Era um alívio quando ouvia o sinal do recreio. Saía ligeiro com a minha lancheira do Rambo, já ansiando por pão com Amendocrem que minha mãe me permitia comer em dias bem específicos. Às vezes comprava salgado e sodinha ou comia o tradicional pão preparado pelas freiras. Depois do lanche, eu ficava em frente ao mini palco da quadra esportiva. Lá, no horário de sempre, alguém arremessava a sobremesa: dezenas de balas de cores, tipos e marcas diferentes. Cada guloseima que voava era acompanhada de gritos, saltos, empurrões e uma onda de mãos pequenas.

Antes do recreio chegar ao fim, eu encostava as costas no muro da quadra e os pés no tronco de uma árvore a meio metro de distância. Então subia o máximo que podia, o que era proibido. Mas a alegria de simular um gigante naquela altura, enxergar tantas coisas à minha volta, inclusive quem passava em frente a escola, fazia o risco valer a pena. No entanto a alegria da entrada nem sempre era partilhada na saída. Quando chovia, me arrependia de usar calçado de sola lisa para deslizar pelo pátio. A pé, eu percorria com pernas curtas um trajeto que incluía passar em frente à Panificadora Pão de Açúcar, Bar Ginasial, Mercado Minibox e Sorveteria Cremone, todos na Avenida Distrito Federal.

Sentia um misto de alegria e arrependimento porque me via obrigado a brincar de escorregar sem querer. Tentava ser cuidadoso enquanto me distraía observando a movimentação de pessoas nas ruas e o som da água em atrito com o guarda-chuva desproporcional à minha estatura. Eu não gostava de me proteger do salseiro. Achava que isso era coisa de adulto e que a chuva me daria algum tipo de poder quando tocasse meu corpo. Bom, assim eu acreditava sempre que desviava rapidamente o guarda-chuva e inclinava a cabeça para trás.

Um dia, depois de abrir a boca e experimentar o gosto da chuva, me questionei como poderia ser tão parecido com a água benta. Logo me recordei da vez em que visitei a Paróquia São Sebastião com a turma da catequese e bebi água benta da caldeirinha. “Por que você fez isso? Você vai pro inferno!”, disse meu amigo Toninho. Sorri acanhadamente e falei que não iria. Passei os cinco dias seguintes com medo do chão do meu quarto se abrir e me arrastar para as profundezas do inferno enquanto eu dormia. Cheguei até a me amarrar na cama com um lençol em uma madrugada.

Quando a lembrança se desvaneceu, lembrei da bronca ou surra que levaria da minha mãe se chegasse em casa ensopado. Eu poderia dizer que um carro jogou água em cima de mim, mas ela não acreditaria. Perita no assunto, reconheceria se a água veio diretamente do céu. Achei melhor não arriscar, mesmo que meus pensamentos se voltassem para um filme que assisti com meu pai na época. O sujeito parecia tão feliz cantando e dançando na chuva que eu não entendia porque aquele era o único adulto do mundo com espírito de criança. Concluí que talvez fosse tipo um Peter Pan.

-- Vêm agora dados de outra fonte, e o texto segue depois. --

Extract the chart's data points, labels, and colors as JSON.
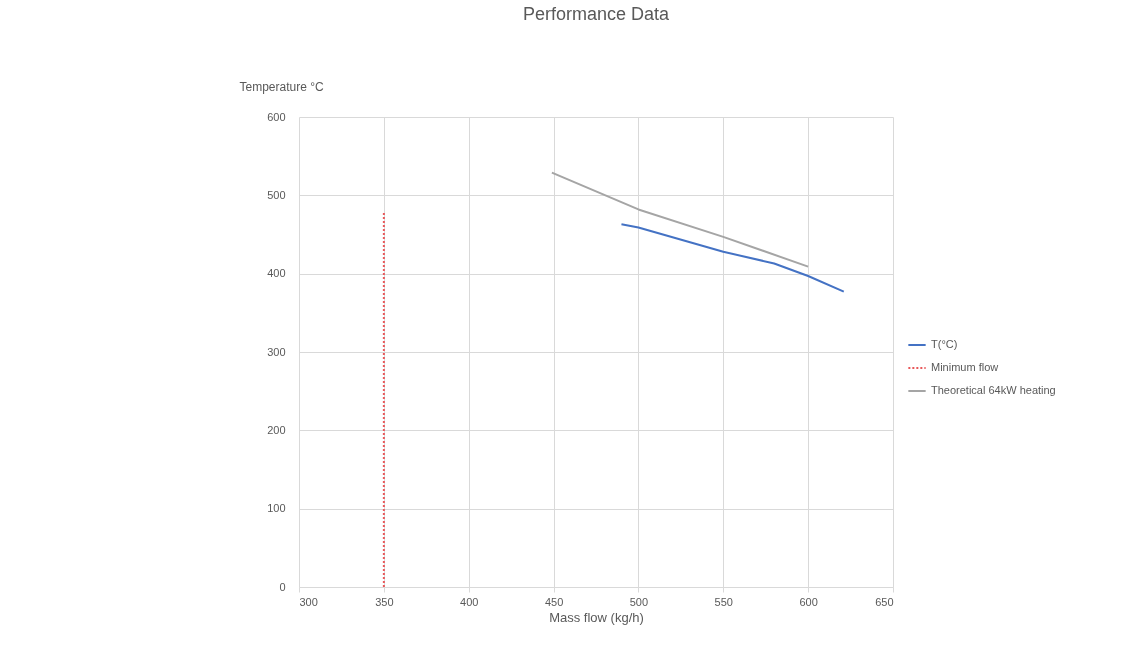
{
  "chart_data": {
    "type": "line",
    "title": "Performance Data",
    "xlabel": "Mass flow (kg/h)",
    "ylabel": "Temperature °C",
    "xlim": [
      300,
      650
    ],
    "xticks": [
      300,
      350,
      400,
      450,
      500,
      550,
      600,
      650
    ],
    "ylim": [
      0,
      600
    ],
    "yticks": [
      0,
      100,
      200,
      300,
      400,
      500,
      600
    ],
    "grid": true,
    "legend": "right",
    "marker": "none",
    "series": [
      {
        "name": "T(°C)",
        "color": "#4472c4",
        "x": [
          490,
          500,
          550,
          580,
          600,
          621
        ],
        "values": [
          463,
          459,
          428,
          413,
          397,
          377
        ]
      },
      {
        "name": "Minimum flow",
        "color": "#e8585a",
        "line_style": "dotted",
        "x": [
          350,
          350
        ],
        "values": [
          0,
          480
        ]
      },
      {
        "name": "Theoretical 64kW heating",
        "color": "#a5a5a5",
        "x": [
          449,
          500,
          550,
          600
        ],
        "values": [
          529,
          482,
          447,
          409
        ]
      }
    ]
  }
}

Assim que me aproximei do cruzamento da Avenida Distrito Federal com a Rua Pernambuco, decidi me arriscar. Fechei o guarda-chuva e deixei a água cair sobre mim numa torrente expurgadora. Não estava gelada nem fria. Também percebi o céu clareando e algumas poças d’água invadidas por fragmentos de arco-íris que surgiam por todo o caminho. Fiquei feliz e encharcado nos primeiros minutos. Só senti a mochila pesada e os pés enrugados quando atravessei uma rua próxima da Sanepar.

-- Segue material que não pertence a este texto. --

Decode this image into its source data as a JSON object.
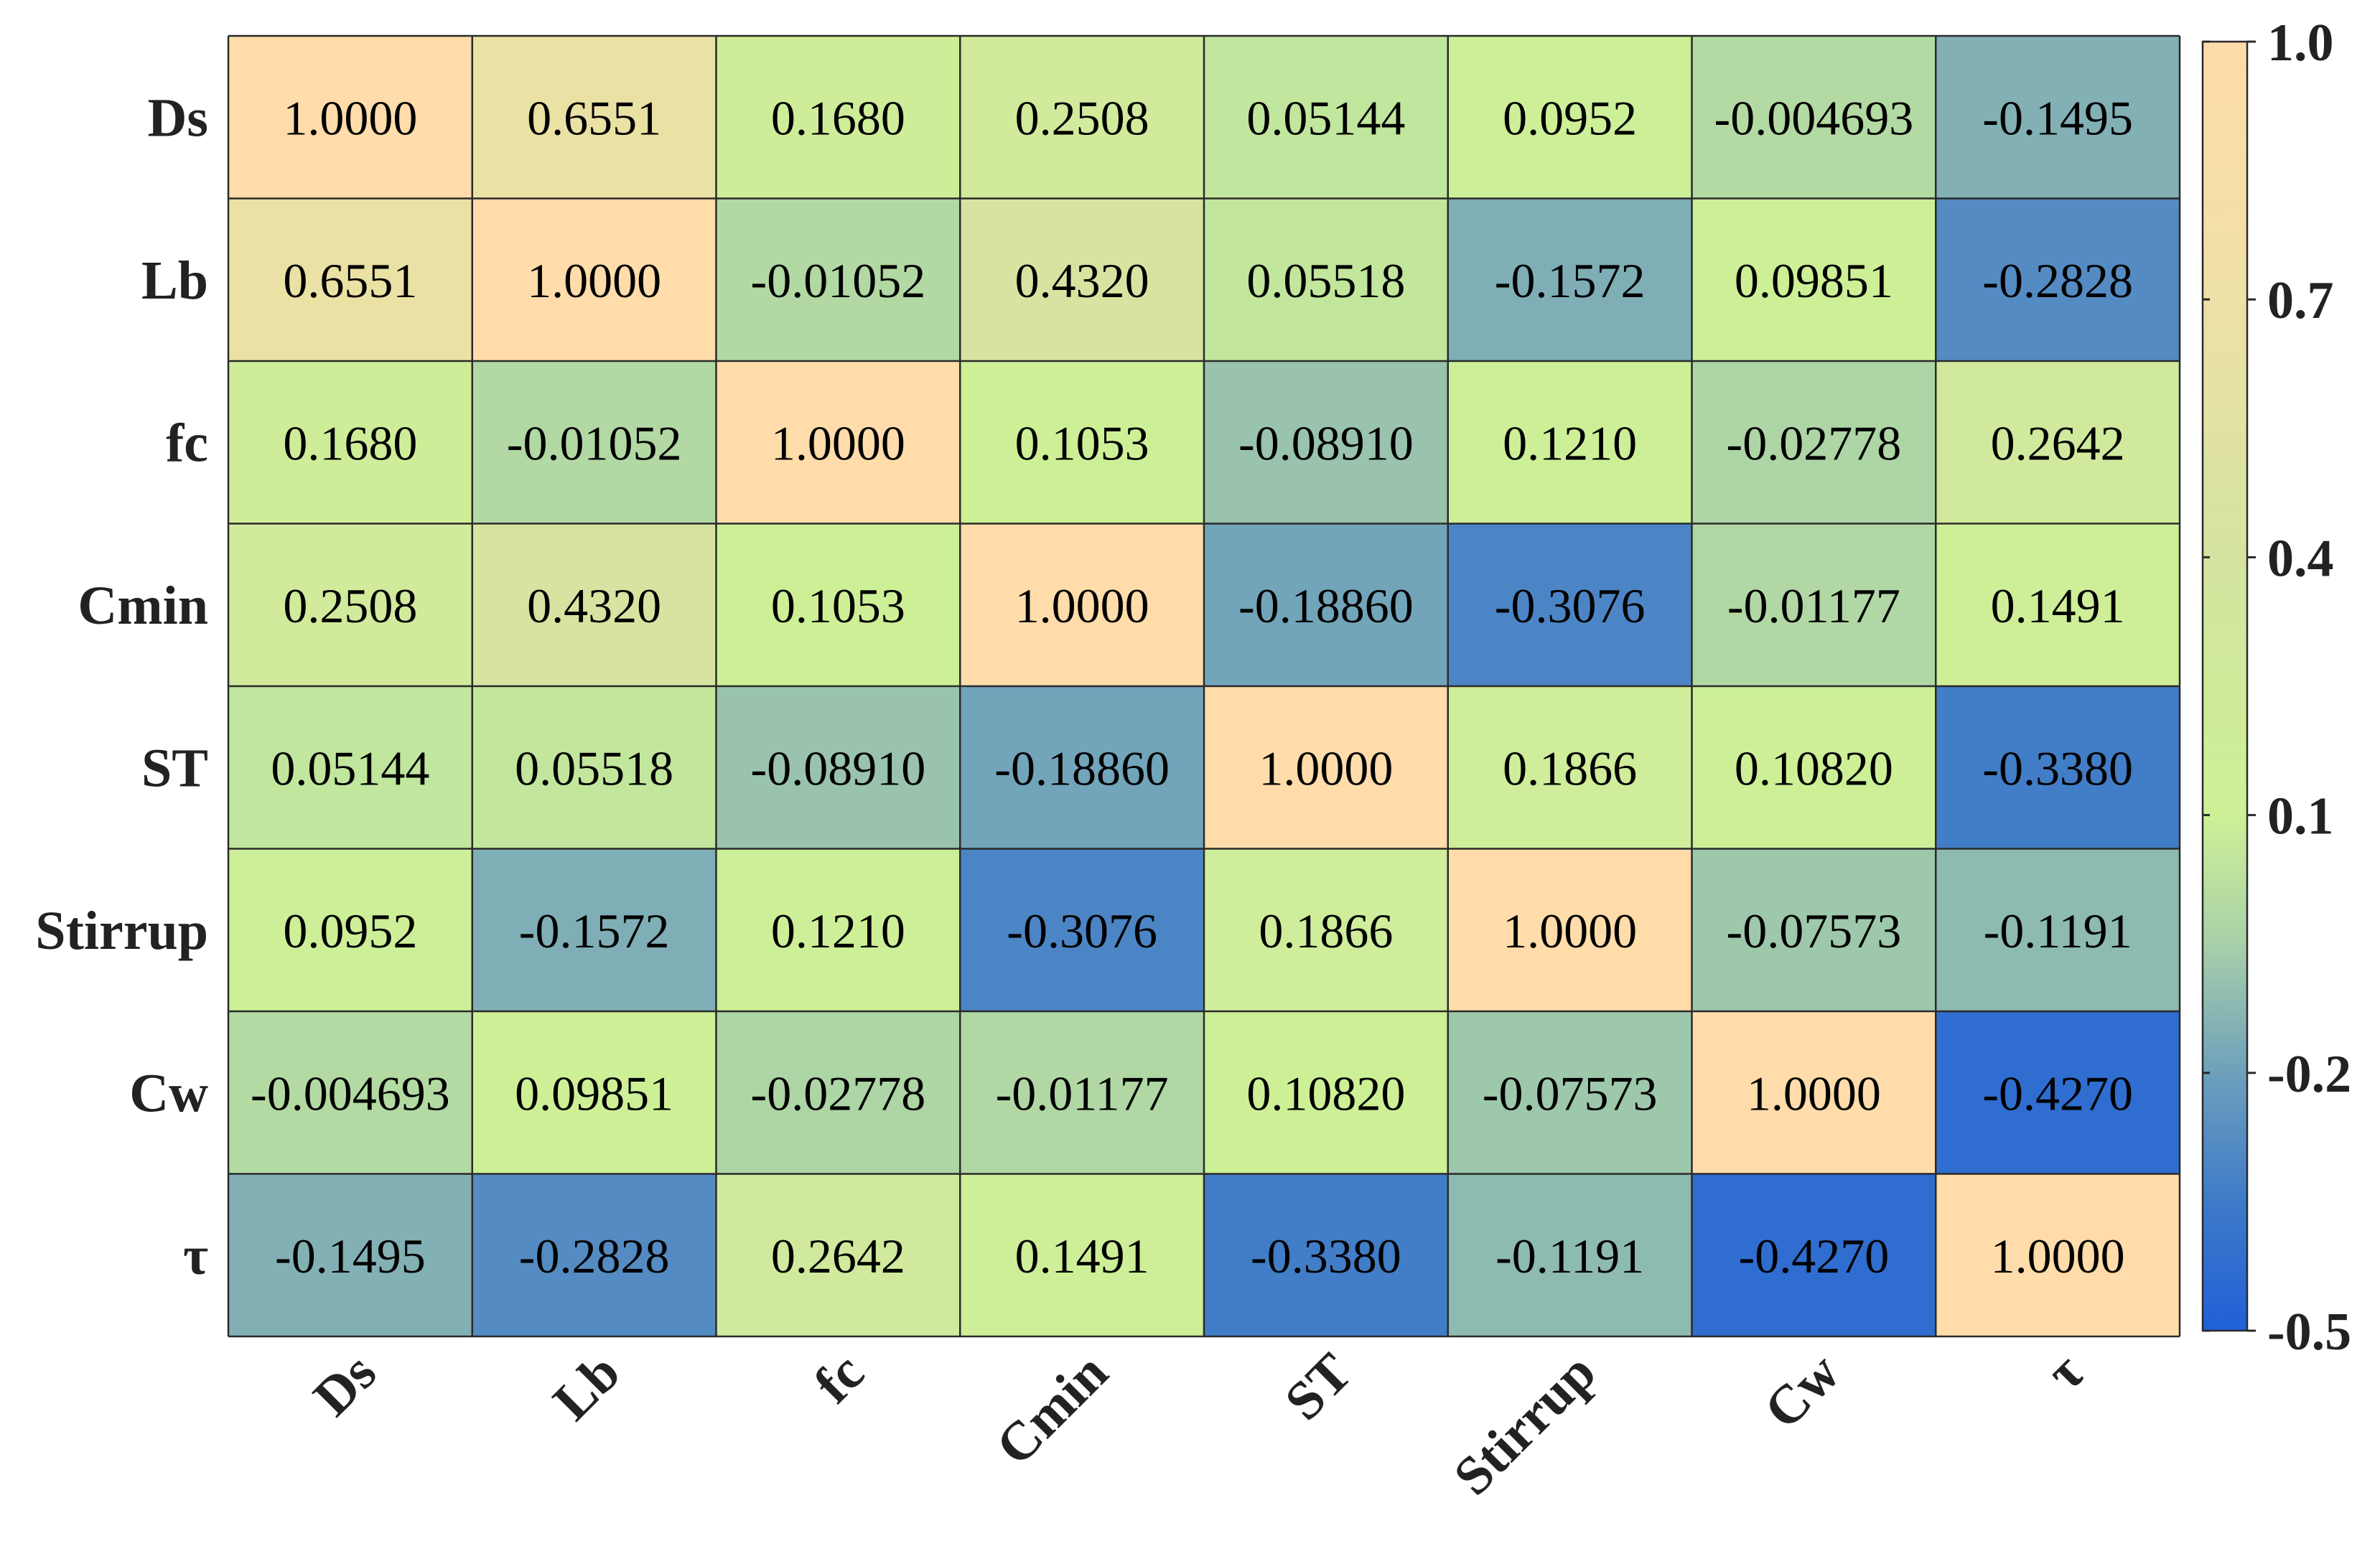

Em frente de casa, respirei fundo e abri o portão. Fui recepcionado por Pretinha e Mussum – conhecido como Rabo de Biscoito, dois cãezinhos mestiços. Quando olhei pela janela, minha mãe lançou um olhar de reprovação. Então refleti: “Será que é dia de cinta?” Sorri com os lábios molhados e ouvi silenciosamente sua reprimenda. Quando se calou, repliquei, tentando fugir das cintadas: “Se o paraíso fica no céu por que a gente não pode ser divertir com aquilo que cai da beirada? Ué, chuva tem até gosto de água benta!”